Filmmaker, cinematographer and music video director Jon Jon Augustavo (MFA ’12 Film), recognized for his dynamic and evocative narrative style, is a three-time MTV Video Music Award-winner best known for his collaborations with rap duo Macklemore and Ryan Lewis on their Grammy Award-winning “Thrift Shop” and chart-topping hit, “Same Love.” The latter alone has generated hundreds of million views on YouTube.
Augustavo is proudest of “Same Love,” a marriage equality anthem whose chart-topping ascent was noted by the New York Times. “I originally thought I just needed to make a great story and didn’t think there were any social ramifications,” said Augustavo. “Months afterward, the emails I received, the people I met who said that it was so important to them — I’ve never had that experience in my life. I could stop making anything right now and I’d be happy to at least have done that.”
Augustavo’s impulse toward strong visual narratives began early.
“My parents are both artists. I painted and did all the general fine art things you do. But when I was thirteen or fourteen, my dad got me a camera and I just started making random videos of stuff,” he said. “It’s just something I’ve always liked doing, showing people moving images and seeing if that can get them to have an emotional reaction, a sort of cathartic thing.”
Before coming to ArtCenter, Augustavo graduated from Washington State University’s Murrow College of Communication, worked briefly as a TV news writer/producer, then switched his focus to making music videos with artists in the vibrant Seattle scene.
“I started to have a little bit of success at it,” he said, “but I realized that if I wanted to get better and if I wanted to get into filmmaking, I needed to learn more.”
Augustavo enrolled in ArtCenter’s Graduate Film program and began honing his voice as a visual storyteller. “It seems like a very simple thing, but in fact, using moving images to tell a story is difficult,” he said. Among the professors at ArtCenter who helped him become a better filmmaker, Augustavo lists Victoria Hochberg and her narrative directing class, and Jean-Pierre Geuens, “who challenges you to look at things in a different way. Obviously, everybody needs the technical things, but it’s always good to have a teacher who asks you to watch things outside of the box.
“ArtCenter College of Design is the kind of school where you get what you put in,” he said. “I took tons of classes outside of film: fine art, photo, design.

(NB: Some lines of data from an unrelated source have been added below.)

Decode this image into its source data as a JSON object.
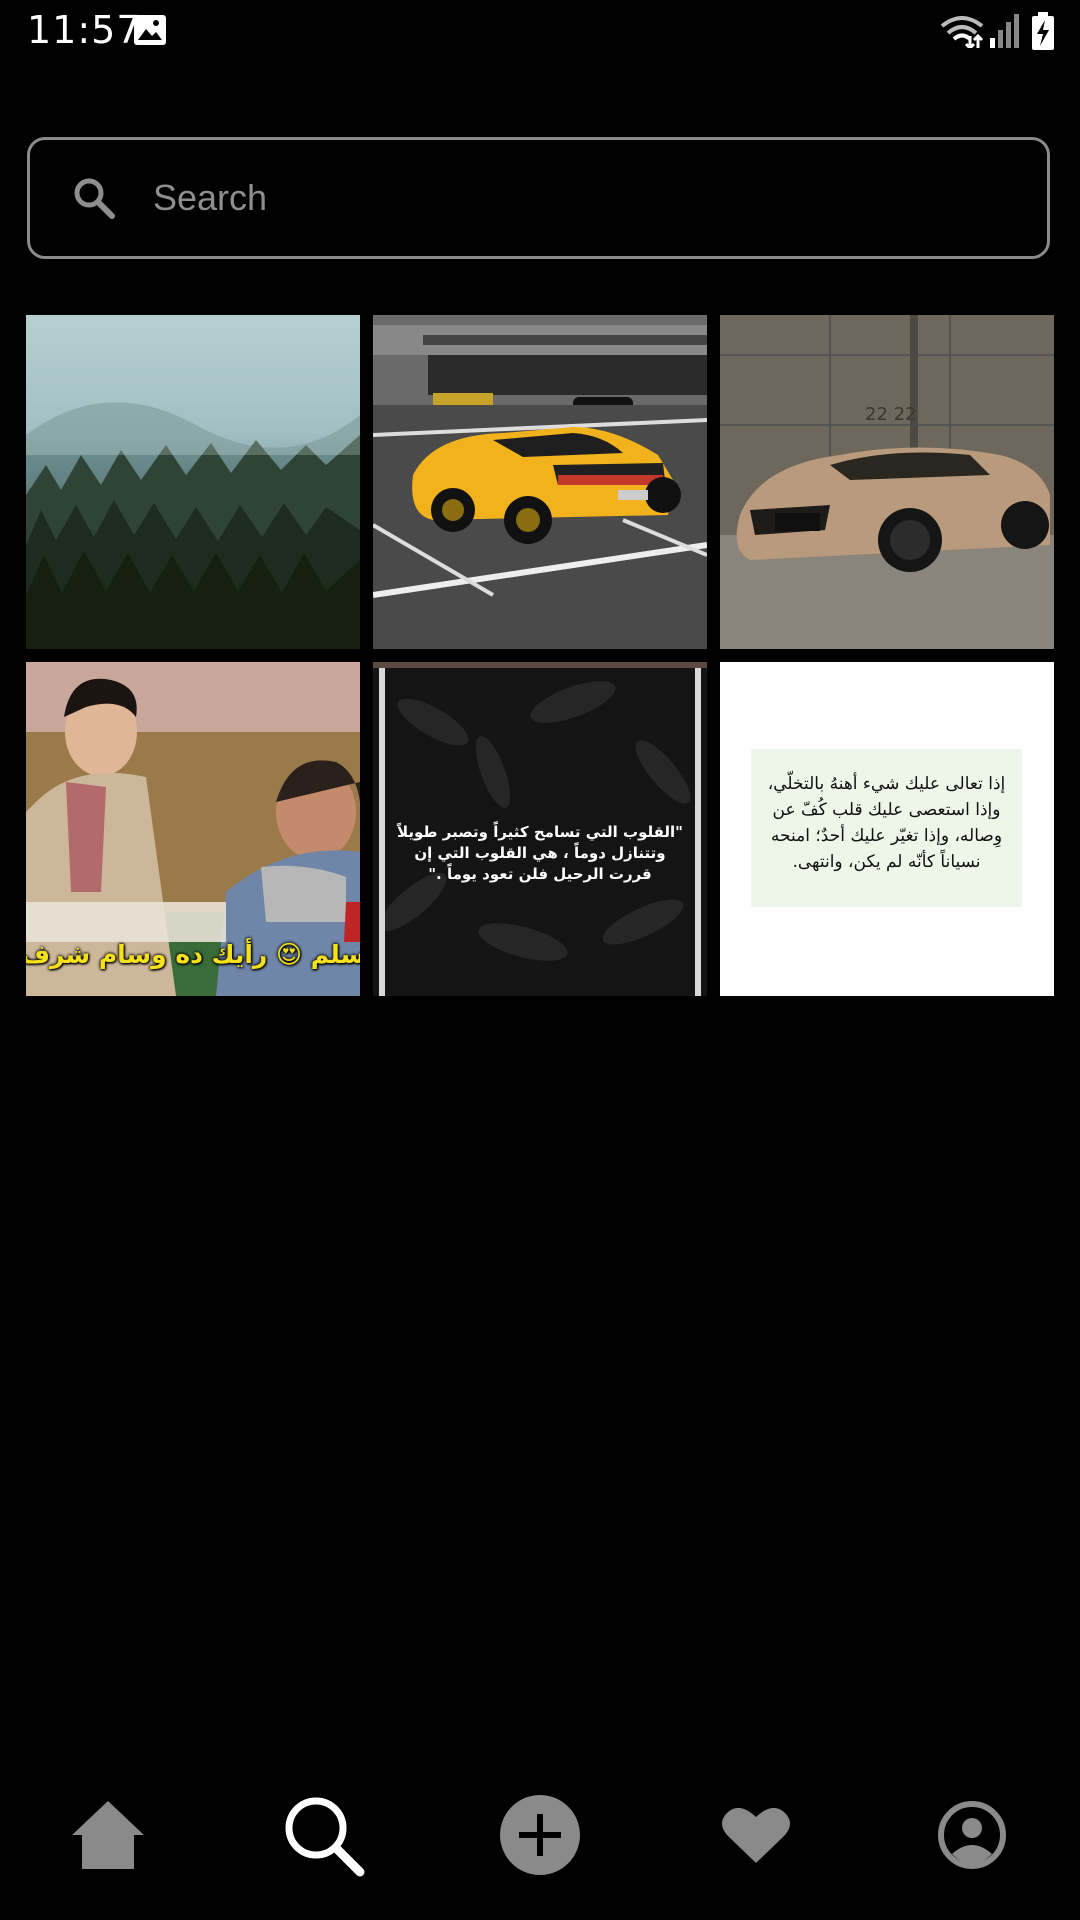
{
  "status_bar": {
    "time": "11:57",
    "icons": [
      "gallery-icon",
      "wifi-icon",
      "signal-icon",
      "battery-charging-icon"
    ]
  },
  "search": {
    "placeholder": "Search",
    "value": "",
    "icon": "search-icon"
  },
  "grid": {
    "tiles": [
      {
        "kind": "photo",
        "subject": "misty pine forest"
      },
      {
        "kind": "photo",
        "subject": "yellow sports car in parking lot"
      },
      {
        "kind": "photo",
        "subject": "gold sedan in front of concrete wall"
      },
      {
        "kind": "photo",
        "subject": "two men sitting, movie still",
        "caption": "سلم 😍 رأيك ده وسام شرف افت"
      },
      {
        "kind": "quote",
        "subject": "dark leaves background",
        "caption": "\"القلوب التي تسامح كثيراً وتصبر طويلاً وتتنازل دوماً ، هي القلوب التي إن قررت الرحيل فلن تعود يوماً .\""
      },
      {
        "kind": "quote",
        "subject": "white card with arabic text",
        "caption": "إذا تعالى عليك شيء أهنهُ بالتخلّي، وإذا استعصى عليك قلب كُفّ عن وِصاله، وإذا تغيّر عليك أحدٌ؛ امنحه نسياناً كأنّه لم يكن، وانتهى."
      }
    ]
  },
  "bottom_nav": {
    "items": [
      {
        "name": "home",
        "icon": "home-icon",
        "active": false
      },
      {
        "name": "search",
        "icon": "search-icon",
        "active": true
      },
      {
        "name": "add",
        "icon": "add-icon",
        "active": false
      },
      {
        "name": "favorites",
        "icon": "heart-icon",
        "active": false
      },
      {
        "name": "profile",
        "icon": "profile-icon",
        "active": false
      }
    ]
  },
  "colors": {
    "background": "#000000",
    "border": "#8a8a8a",
    "inactive_icon": "#8a8a8a",
    "active_icon": "#ffffff"
  }
}
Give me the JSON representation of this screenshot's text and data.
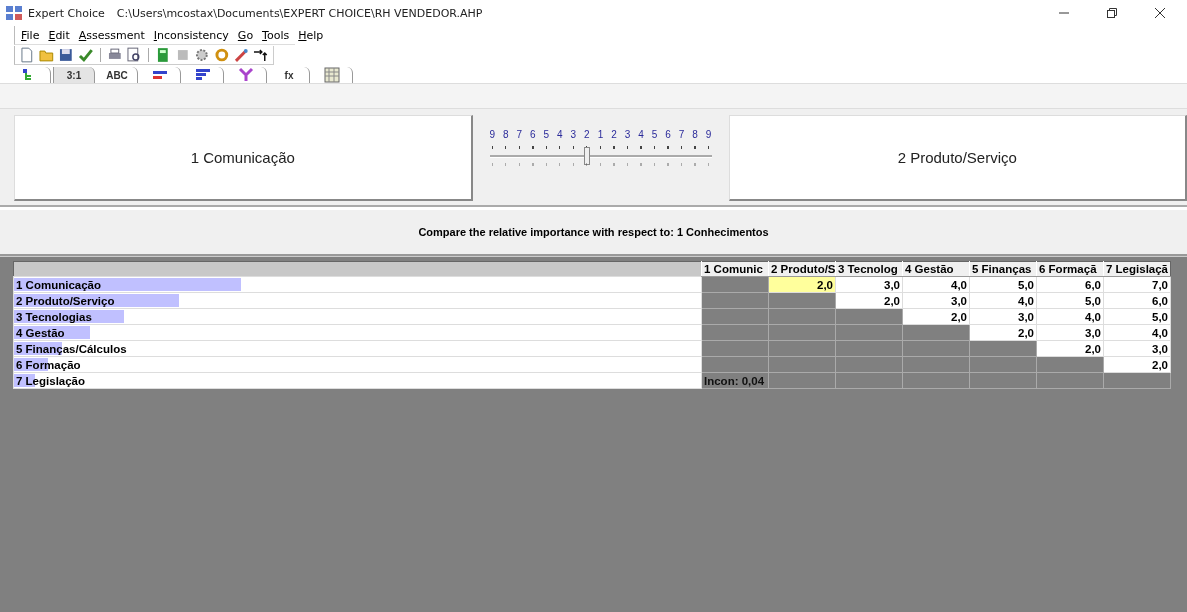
{
  "window": {
    "app": "Expert Choice",
    "path": "C:\\Users\\mcostax\\Documents\\EXPERT CHOICE\\RH VENDEDOR.AHP"
  },
  "menu": [
    "File",
    "Edit",
    "Assessment",
    "Inconsistency",
    "Go",
    "Tools",
    "Help"
  ],
  "toolbar": [
    {
      "kind": "new"
    },
    {
      "kind": "open"
    },
    {
      "kind": "save"
    },
    {
      "kind": "check"
    },
    {
      "kind": "sep"
    },
    {
      "kind": "print"
    },
    {
      "kind": "preview"
    },
    {
      "kind": "sep"
    },
    {
      "kind": "calc"
    },
    {
      "kind": "grey"
    },
    {
      "kind": "gear"
    },
    {
      "kind": "refresh"
    },
    {
      "kind": "wand"
    },
    {
      "kind": "arrow"
    }
  ],
  "tabs": [
    {
      "kind": "tree",
      "selected": false
    },
    {
      "kind": "text",
      "label": "3:1",
      "selected": true
    },
    {
      "kind": "text",
      "label": "ABC",
      "selected": false
    },
    {
      "kind": "bars",
      "selected": false
    },
    {
      "kind": "hbars",
      "selected": false
    },
    {
      "kind": "sens",
      "selected": false
    },
    {
      "kind": "text",
      "label": "fx",
      "selected": false
    },
    {
      "kind": "grid",
      "selected": false
    }
  ],
  "compare": {
    "left": "1 Comunicação",
    "right": "2 Produto/Serviço",
    "scale": [
      "9",
      "8",
      "7",
      "6",
      "5",
      "4",
      "3",
      "2",
      "1",
      "2",
      "3",
      "4",
      "5",
      "6",
      "7",
      "8",
      "9"
    ],
    "level": 0.4375
  },
  "question": "Compare the relative importance with respect to: 1 Conhecimentos",
  "matrix": {
    "columns": [
      "1 Comunic",
      "2 Produto/S",
      "3 Tecnolog",
      "4 Gestão",
      "5 Finanças",
      "6 Formaçã",
      "7 Legislaçã"
    ],
    "rows": [
      {
        "label": "1 Comunicação",
        "level": 0.33,
        "cells": [
          {
            "kind": "blank"
          },
          {
            "kind": "value",
            "text": "2,0",
            "selected": true
          },
          {
            "kind": "value",
            "text": "3,0",
            "selected": false
          },
          {
            "kind": "value",
            "text": "4,0",
            "selected": false
          },
          {
            "kind": "value",
            "text": "5,0",
            "selected": false
          },
          {
            "kind": "value",
            "text": "6,0",
            "selected": false
          },
          {
            "kind": "value",
            "text": "7,0",
            "selected": false
          }
        ]
      },
      {
        "label": "2 Produto/Serviço",
        "level": 0.24,
        "cells": [
          {
            "kind": "blank"
          },
          {
            "kind": "blank"
          },
          {
            "kind": "value",
            "text": "2,0",
            "selected": false
          },
          {
            "kind": "value",
            "text": "3,0",
            "selected": false
          },
          {
            "kind": "value",
            "text": "4,0",
            "selected": false
          },
          {
            "kind": "value",
            "text": "5,0",
            "selected": false
          },
          {
            "kind": "value",
            "text": "6,0",
            "selected": false
          }
        ]
      },
      {
        "label": "3 Tecnologias",
        "level": 0.16,
        "cells": [
          {
            "kind": "blank"
          },
          {
            "kind": "blank"
          },
          {
            "kind": "blank"
          },
          {
            "kind": "value",
            "text": "2,0",
            "selected": false
          },
          {
            "kind": "value",
            "text": "3,0",
            "selected": false
          },
          {
            "kind": "value",
            "text": "4,0",
            "selected": false
          },
          {
            "kind": "value",
            "text": "5,0",
            "selected": false
          }
        ]
      },
      {
        "label": "4 Gestão",
        "level": 0.11,
        "cells": [
          {
            "kind": "blank"
          },
          {
            "kind": "blank"
          },
          {
            "kind": "blank"
          },
          {
            "kind": "blank"
          },
          {
            "kind": "value",
            "text": "2,0",
            "selected": false
          },
          {
            "kind": "value",
            "text": "3,0",
            "selected": false
          },
          {
            "kind": "value",
            "text": "4,0",
            "selected": false
          }
        ]
      },
      {
        "label": "5 Finanças/Cálculos",
        "level": 0.07,
        "cells": [
          {
            "kind": "blank"
          },
          {
            "kind": "blank"
          },
          {
            "kind": "blank"
          },
          {
            "kind": "blank"
          },
          {
            "kind": "blank"
          },
          {
            "kind": "value",
            "text": "2,0",
            "selected": false
          },
          {
            "kind": "value",
            "text": "3,0",
            "selected": false
          }
        ]
      },
      {
        "label": "6 Formação",
        "level": 0.05,
        "cells": [
          {
            "kind": "blank"
          },
          {
            "kind": "blank"
          },
          {
            "kind": "blank"
          },
          {
            "kind": "blank"
          },
          {
            "kind": "blank"
          },
          {
            "kind": "blank"
          },
          {
            "kind": "value",
            "text": "2,0",
            "selected": false
          }
        ]
      },
      {
        "label": "7 Legislação",
        "level": 0.03,
        "cells": [
          {
            "kind": "incon",
            "text": "Incon: 0,04"
          },
          {
            "kind": "blank"
          },
          {
            "kind": "blank"
          },
          {
            "kind": "blank"
          },
          {
            "kind": "blank"
          },
          {
            "kind": "blank"
          },
          {
            "kind": "blank"
          }
        ]
      }
    ]
  }
}
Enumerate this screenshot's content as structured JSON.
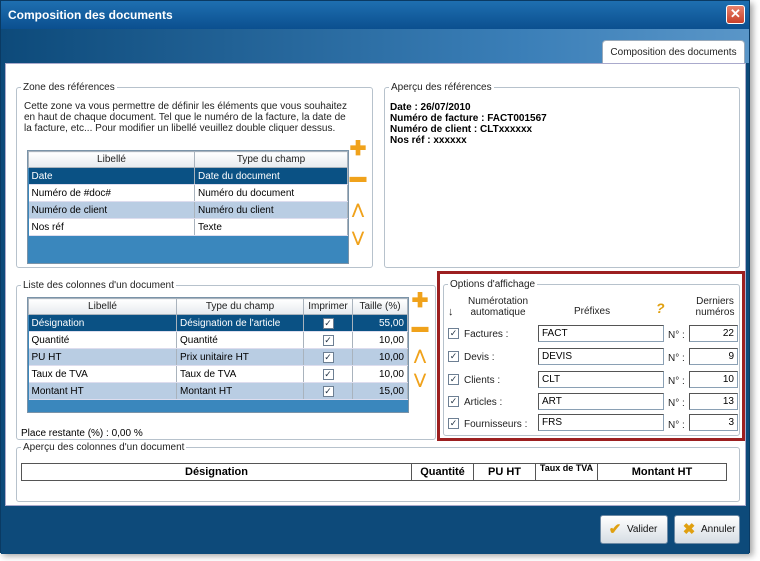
{
  "window": {
    "title": "Composition des documents",
    "tab": "Composition des documents"
  },
  "references": {
    "legend": "Zone des références",
    "description": "Cette zone va vous permettre de définir les éléments que vous souhaitez en haut de chaque document. Tel que le numéro de la facture, la date de la facture, etc... Pour modifier un libellé veuillez double cliquer dessus.",
    "columns": [
      "Libellé",
      "Type du champ"
    ],
    "rows": [
      [
        "Date",
        "Date du document"
      ],
      [
        "Numéro de #doc#",
        "Numéro du document"
      ],
      [
        "Numéro de client",
        "Numéro du client"
      ],
      [
        "Nos réf",
        "Texte"
      ]
    ]
  },
  "preview_refs": {
    "legend": "Aperçu des références",
    "lines": [
      "Date : 26/07/2010",
      "Numéro de facture : FACT001567",
      "Numéro de client : CLTxxxxxx",
      "Nos réf : xxxxxx"
    ]
  },
  "columns_list": {
    "legend": "Liste des colonnes d'un document",
    "headers": [
      "Libellé",
      "Type du champ",
      "Imprimer",
      "Taille (%)"
    ],
    "rows": [
      [
        "Désignation",
        "Désignation de l'article",
        "✓",
        "55,00"
      ],
      [
        "Quantité",
        "Quantité",
        "✓",
        "10,00"
      ],
      [
        "PU HT",
        "Prix unitaire HT",
        "✓",
        "10,00"
      ],
      [
        "Taux de TVA",
        "Taux de TVA",
        "✓",
        "10,00"
      ],
      [
        "Montant HT",
        "Montant HT",
        "✓",
        "15,00"
      ]
    ],
    "remaining": "Place restante (%) :  0,00 %"
  },
  "options": {
    "legend": "Options d'affichage",
    "col_numerotation": "Numérotation automatique",
    "col_prefixes": "Préfixes",
    "col_derniers": "Derniers numéros",
    "no_label": "N° :",
    "help_icon": "?",
    "rows": [
      {
        "label": "Factures :",
        "prefix": "FACT",
        "number": "22"
      },
      {
        "label": "Devis :",
        "prefix": "DEVIS",
        "number": "9"
      },
      {
        "label": "Clients :",
        "prefix": "CLT",
        "number": "10"
      },
      {
        "label": "Articles :",
        "prefix": "ART",
        "number": "13"
      },
      {
        "label": "Fournisseurs :",
        "prefix": "FRS",
        "number": "3"
      }
    ]
  },
  "preview_columns": {
    "legend": "Aperçu des colonnes d'un document",
    "cols": [
      "Désignation",
      "Quantité",
      "PU HT",
      "Taux de TVA",
      "Montant HT"
    ]
  },
  "buttons": {
    "validate": "Valider",
    "cancel": "Annuler"
  },
  "colors": {
    "frame_blue": "#0d4a7a",
    "selected_row": "#0a5184",
    "alt_row": "#b9cde3",
    "highlight_border": "#9c1f20",
    "accent_orange": "#f0a21b"
  }
}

ArtCenter has a lot to offer that will affect you in the film world whether you realize it or not. So, all gas, no brakes,” he advises anyone enrolling in the program. “Just get out there and always be shooting. If you’re not working on a production, then do something creative, because if you’re not grinding, there are tens of thousands of other people around the world waiting to take your spot.”
Whenever he can, Augustavo works with peers with whom he collaborated at ArtCenter. “If you’re looking to meet people and build a great team, it’s a great school,” he said. “There’s a certain amount of freedom that can allow you to blossom if you’re willing to be open to working with other people and engage with your professors. I know I can trust these people to deliver above and beyond strangers for hire.”
Augustavo doesn’t plan to stop making music videos (other directing projects include Mike Posner’s “Top of the World” with Def Jam artist Big Sean and English rapper Tinie Tempah’s “Children of the Sun”) but he is increasingly involved in feature films, working from his own scripts and others.
Augustavo submitted his poignant original short film, How to Disappear Completely, to festivals. “It’s something to show that I don’t just do flashy videos,” he said. “A nice Pygmalion story,” the film began as part of his portfolio project at ArtCenter.
“I’ve experienced a lot of success pretty early on,” Augustavo added, “which has been great. But as an artist, you have to understand that there is business involved, and you have to balance your creative with the ability to understand that other people get to have an opinion. You can’t always be just an artist. But if I’m not paying with my own money, it’s just convincing people that what you can do is what they want.”
Striking a balance between fine art and commercial work, he said, “is my goal in life.”